At compile time, you'd get it from the type, not the reference:

typeid(T).name;
December 24, 2020
On Thursday, 24 December 2020 at 10:23:09 UTC, Dmitriy Asondo wrote:
> Hi!
>
> I'm trying to check some js-like features. For example, if I want to store somewhere in array|tuple a list of pointers to classes (app services) how may I do that?

Hi, it seems that what you're looking for is Prototype Inheritance, which is not quite common among staticly typed programming languages due to its runtime nature.

Please note that the way you've implemented it in JavaScript doesn't take compile-time class constructors into consideration. Just look at how you're passing constructor parameters to your objects. In D, each class may have its own constructor, so the arguments may be totally different.

Also, it looks like you're trying to implement some kind of a Service Locator.

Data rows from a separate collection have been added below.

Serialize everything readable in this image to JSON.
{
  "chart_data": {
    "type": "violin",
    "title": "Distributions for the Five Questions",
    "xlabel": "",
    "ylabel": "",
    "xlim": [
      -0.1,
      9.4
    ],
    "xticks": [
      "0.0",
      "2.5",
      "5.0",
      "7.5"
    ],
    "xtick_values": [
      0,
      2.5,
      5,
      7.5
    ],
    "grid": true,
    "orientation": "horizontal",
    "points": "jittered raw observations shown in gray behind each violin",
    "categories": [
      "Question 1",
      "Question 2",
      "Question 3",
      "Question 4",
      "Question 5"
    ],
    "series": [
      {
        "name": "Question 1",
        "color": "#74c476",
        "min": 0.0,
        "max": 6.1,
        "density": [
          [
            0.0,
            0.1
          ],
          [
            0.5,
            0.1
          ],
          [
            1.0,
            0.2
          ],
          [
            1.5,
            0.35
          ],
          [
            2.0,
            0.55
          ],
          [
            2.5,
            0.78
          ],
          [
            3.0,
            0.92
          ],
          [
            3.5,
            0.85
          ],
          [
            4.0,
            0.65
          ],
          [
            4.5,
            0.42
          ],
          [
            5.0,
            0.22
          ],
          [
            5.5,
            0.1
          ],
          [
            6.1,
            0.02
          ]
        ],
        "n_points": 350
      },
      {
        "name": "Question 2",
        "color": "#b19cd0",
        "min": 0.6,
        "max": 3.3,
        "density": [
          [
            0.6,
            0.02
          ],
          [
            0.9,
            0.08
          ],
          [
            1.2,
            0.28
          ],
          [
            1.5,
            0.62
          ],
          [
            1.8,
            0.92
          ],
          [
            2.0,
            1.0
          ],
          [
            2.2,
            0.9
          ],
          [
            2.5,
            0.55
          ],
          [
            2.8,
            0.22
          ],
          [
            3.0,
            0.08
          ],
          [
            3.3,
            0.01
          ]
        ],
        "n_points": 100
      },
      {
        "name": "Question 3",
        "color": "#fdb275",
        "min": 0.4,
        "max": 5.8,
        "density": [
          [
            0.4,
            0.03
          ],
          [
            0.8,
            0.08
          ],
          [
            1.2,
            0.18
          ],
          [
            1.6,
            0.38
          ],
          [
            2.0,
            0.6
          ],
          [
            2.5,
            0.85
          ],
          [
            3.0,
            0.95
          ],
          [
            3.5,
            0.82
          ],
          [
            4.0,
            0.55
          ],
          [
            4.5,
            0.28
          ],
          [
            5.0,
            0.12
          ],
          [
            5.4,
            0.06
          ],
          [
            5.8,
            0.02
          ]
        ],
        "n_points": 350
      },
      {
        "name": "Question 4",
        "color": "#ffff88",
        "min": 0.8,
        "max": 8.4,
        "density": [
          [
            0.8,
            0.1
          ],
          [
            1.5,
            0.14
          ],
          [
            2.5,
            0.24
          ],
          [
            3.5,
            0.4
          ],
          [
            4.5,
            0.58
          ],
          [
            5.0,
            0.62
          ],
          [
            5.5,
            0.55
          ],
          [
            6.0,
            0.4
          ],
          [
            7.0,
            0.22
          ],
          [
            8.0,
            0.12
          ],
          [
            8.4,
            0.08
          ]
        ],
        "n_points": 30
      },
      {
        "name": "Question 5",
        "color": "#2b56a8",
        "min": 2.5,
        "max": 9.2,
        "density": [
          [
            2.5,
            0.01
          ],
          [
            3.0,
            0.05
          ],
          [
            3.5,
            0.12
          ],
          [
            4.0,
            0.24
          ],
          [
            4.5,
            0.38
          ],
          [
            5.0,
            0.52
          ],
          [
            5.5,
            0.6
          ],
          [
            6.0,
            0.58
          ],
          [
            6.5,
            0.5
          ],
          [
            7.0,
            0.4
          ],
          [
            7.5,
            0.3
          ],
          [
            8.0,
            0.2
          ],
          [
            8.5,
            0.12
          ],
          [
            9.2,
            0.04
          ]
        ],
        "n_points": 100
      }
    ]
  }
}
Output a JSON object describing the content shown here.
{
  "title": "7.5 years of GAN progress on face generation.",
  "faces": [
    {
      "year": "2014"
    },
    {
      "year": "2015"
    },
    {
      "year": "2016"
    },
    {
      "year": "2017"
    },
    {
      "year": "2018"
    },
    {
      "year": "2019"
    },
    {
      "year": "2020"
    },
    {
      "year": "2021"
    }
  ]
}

Could you tell what are you trying to achieve with this code? Are the arguments and the array index received at runtime?
December 25, 2020
On Thursday, 24 December 2020 at 10:23:09 UTC, Dmitriy Asondo wrote:

> I expect code like this:
> ----------------------
> class OloloService {}
> class BlablaService {}
>
> auto servicesList = [OloloService, BlablaService];
> auto serviceInstance = new servicesList[1](args);
> ----------------------

Here's a slightly different version that I think is closer to your original example:

import std;

interface Service {}

mixin template Constructor()
{
    this(int a)
    {
    }
}

class OloloService : Service
{
    mixin Constructor;
}

class BlablaService : Service
{
    mixin Constructor;
}

Service function(int) create(T)()
{
    return a => new T(a);
}

void main()
{
    auto servicesList = [create!OloloService, create!BlablaService];
    auto serviceInstance = servicesList[1](3);
    writeln(serviceInstance);
}

Since D is a statically typed language you need a form of base type if you want to store a list of values of different types. In this case, the base type is `Service`. If you want to have a constructor, as you do in your original example, the constructor needs to have the same signature for all types, the mixin template helps with that.

You can use a tuple as well to store different values of different types. But then everything need to be known at compile time. That is, the index, in your case.